Molecules, shocks, and disk in the axi-symmetric wind of the MS-type AGB star RS Cancri

TL;DR

This study uses NOEMA observations and 3-D modeling to analyze the complex molecular and kinematic structure of RS Cancri's wind, revealing new molecular detections, rotation evidence, and bipolar outflows in an AGB star.

Contribution

First detailed 3-D reconstruction and LTE modeling of RS Cancri's inner wind environment, identifying new molecular detections and complex kinematic features.

Findings

Detection of 32 molecular lines, including first-time detections in RS Cnc.

Evidence of rotation in multiple molecules such as HCN and SO.

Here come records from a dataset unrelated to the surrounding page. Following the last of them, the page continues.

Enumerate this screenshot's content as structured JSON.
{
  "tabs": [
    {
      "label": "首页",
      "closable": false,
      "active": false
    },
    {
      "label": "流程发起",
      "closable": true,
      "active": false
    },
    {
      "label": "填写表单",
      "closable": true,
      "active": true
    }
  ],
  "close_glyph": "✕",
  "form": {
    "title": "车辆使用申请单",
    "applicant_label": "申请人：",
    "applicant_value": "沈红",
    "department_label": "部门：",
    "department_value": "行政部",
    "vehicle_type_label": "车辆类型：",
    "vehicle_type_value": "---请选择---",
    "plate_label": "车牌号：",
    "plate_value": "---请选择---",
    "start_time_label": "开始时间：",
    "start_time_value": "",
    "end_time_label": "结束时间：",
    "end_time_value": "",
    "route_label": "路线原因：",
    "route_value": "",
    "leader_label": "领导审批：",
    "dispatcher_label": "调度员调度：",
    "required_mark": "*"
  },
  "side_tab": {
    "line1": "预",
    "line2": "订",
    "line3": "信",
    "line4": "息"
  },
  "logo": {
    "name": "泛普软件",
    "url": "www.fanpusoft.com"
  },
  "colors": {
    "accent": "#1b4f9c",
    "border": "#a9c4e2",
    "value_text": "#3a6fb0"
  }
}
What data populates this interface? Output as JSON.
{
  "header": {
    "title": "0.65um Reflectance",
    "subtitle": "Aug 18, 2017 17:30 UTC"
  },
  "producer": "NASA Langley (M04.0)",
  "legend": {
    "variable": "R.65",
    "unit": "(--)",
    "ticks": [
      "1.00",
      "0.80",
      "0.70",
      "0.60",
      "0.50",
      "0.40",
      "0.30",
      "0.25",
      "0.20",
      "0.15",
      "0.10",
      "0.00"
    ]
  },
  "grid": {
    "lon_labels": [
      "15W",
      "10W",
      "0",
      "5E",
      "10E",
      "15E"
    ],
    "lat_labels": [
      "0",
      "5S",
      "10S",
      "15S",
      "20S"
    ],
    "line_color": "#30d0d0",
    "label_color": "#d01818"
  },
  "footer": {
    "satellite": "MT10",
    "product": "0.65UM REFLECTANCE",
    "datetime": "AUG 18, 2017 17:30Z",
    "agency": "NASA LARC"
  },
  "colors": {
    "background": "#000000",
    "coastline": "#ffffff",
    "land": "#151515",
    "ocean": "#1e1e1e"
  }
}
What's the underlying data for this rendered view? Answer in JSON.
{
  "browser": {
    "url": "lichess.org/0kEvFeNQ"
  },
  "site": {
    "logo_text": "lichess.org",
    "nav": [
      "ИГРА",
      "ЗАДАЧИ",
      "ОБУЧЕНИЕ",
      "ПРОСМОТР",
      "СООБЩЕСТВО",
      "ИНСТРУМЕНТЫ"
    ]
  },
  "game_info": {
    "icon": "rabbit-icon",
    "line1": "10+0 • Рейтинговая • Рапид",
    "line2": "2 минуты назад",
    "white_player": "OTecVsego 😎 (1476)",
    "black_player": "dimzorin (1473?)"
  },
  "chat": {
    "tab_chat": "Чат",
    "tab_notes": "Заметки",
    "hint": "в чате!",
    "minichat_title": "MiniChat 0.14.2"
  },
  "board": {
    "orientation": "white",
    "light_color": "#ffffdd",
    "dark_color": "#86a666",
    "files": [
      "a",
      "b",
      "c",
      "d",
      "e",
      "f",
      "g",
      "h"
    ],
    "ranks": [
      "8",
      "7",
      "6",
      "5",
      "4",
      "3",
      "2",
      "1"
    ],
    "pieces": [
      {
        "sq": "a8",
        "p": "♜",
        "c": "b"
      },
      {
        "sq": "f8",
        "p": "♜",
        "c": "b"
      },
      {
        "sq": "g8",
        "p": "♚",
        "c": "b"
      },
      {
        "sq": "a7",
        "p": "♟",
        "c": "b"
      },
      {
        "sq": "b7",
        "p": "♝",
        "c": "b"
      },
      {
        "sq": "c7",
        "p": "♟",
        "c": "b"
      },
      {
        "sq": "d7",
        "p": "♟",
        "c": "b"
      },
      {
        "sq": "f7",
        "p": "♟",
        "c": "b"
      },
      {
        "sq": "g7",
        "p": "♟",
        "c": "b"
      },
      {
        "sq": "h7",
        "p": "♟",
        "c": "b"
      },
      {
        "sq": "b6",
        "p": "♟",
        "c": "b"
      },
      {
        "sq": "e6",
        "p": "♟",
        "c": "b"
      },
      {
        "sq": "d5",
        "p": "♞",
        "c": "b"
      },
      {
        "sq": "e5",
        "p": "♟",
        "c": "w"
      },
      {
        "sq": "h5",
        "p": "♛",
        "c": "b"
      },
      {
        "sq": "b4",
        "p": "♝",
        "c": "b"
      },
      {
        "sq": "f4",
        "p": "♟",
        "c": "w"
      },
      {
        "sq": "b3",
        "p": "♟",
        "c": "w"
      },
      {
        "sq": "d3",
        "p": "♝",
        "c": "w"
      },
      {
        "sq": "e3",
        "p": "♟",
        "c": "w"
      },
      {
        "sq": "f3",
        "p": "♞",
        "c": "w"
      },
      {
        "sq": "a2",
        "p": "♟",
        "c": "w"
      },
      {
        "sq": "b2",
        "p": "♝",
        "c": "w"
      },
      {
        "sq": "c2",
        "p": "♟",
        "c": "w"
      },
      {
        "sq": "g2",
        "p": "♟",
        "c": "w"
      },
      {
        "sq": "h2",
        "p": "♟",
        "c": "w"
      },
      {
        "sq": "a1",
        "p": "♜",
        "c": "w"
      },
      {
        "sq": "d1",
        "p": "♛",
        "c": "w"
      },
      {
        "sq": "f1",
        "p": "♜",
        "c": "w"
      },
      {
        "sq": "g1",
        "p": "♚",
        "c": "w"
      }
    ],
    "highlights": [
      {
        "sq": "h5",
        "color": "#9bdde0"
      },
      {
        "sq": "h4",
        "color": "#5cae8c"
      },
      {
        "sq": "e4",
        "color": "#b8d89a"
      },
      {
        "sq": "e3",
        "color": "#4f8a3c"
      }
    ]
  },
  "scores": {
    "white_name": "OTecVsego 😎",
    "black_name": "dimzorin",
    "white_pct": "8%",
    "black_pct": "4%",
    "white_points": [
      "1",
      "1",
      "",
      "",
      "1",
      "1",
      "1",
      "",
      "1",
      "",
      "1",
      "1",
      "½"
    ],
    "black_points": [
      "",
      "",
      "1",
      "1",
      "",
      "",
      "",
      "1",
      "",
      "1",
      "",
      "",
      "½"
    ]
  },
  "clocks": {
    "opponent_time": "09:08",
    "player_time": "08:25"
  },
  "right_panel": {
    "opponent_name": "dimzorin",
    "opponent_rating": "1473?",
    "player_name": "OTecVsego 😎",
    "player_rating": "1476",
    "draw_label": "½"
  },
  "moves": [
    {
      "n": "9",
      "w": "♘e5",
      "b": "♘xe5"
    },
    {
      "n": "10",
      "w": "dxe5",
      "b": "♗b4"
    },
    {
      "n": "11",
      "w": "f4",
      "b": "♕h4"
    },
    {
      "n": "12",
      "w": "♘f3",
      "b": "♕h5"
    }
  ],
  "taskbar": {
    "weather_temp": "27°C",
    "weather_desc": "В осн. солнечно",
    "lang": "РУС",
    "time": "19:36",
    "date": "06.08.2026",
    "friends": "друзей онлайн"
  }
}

Identification of bipolar outflows with specific mass loss rates.

Abstract

The latest evolutionary phases of low- and intermediate mass stars are characterized by complex physical processes like turbulence, convection, stellar pulsations, magnetic fields, condensation of solid particles, and the formation of massive outflows that inject freshly produced heavy elements and dust particles into the interstellar medium. We use the Northern Extended Millimeter Array (NOEMA) to obtain spatially and spectrally resolved observations of the semi-regular Asymptotic Giant Branch star RS Cancri to shed light on the morpho-kinematic structure of its inner, wind forming environment by applying detailed 3-D reconstruction modeling and LTE radiative transfer calculations. We detect 32 lines of 13 molecules and isotopologs (CO, SiO, SO, SO$_2$, H$_2$O, HCN, PN), including several transitions from vibrationally excited states. HCN, H$^{13}$CN, millimeter vibrationally excited H$_2$O, SO, $^{34}$SO, SO$_2$, and PN are detected for the first time in RS Cnc. Evidence for rotation is seen in HCN, SO, SO$_2$, and SiO(v=1). From CO and SiO channel maps, we find an inner, equatorial density enhancement, and a bipolar outflow structure with a mass loss rate of $1 \times 10^{-7}M_\odot{\rm yr}^{-1}$ for the equatorial region and of $2 \times 10^{-7}M_\odot{\rm yr}^{-1}$ for the polar outflows. The $^{12}$CO/$^{13}$CO ratio is measured to be $\sim20$ on average, $24\pm2$ in the polar outflows and $19\pm3$ in the equatorial region. We do not find direct evidence of a companion that might explain this kind of kinematic structure, and explore the possibility that a magnetic field might be the cause of it. The innermost molecular gas is influenced by stellar pulsation and possibly by convective cells that leave their imprint on broad wings of certain molecular lines, such as SiO and SO.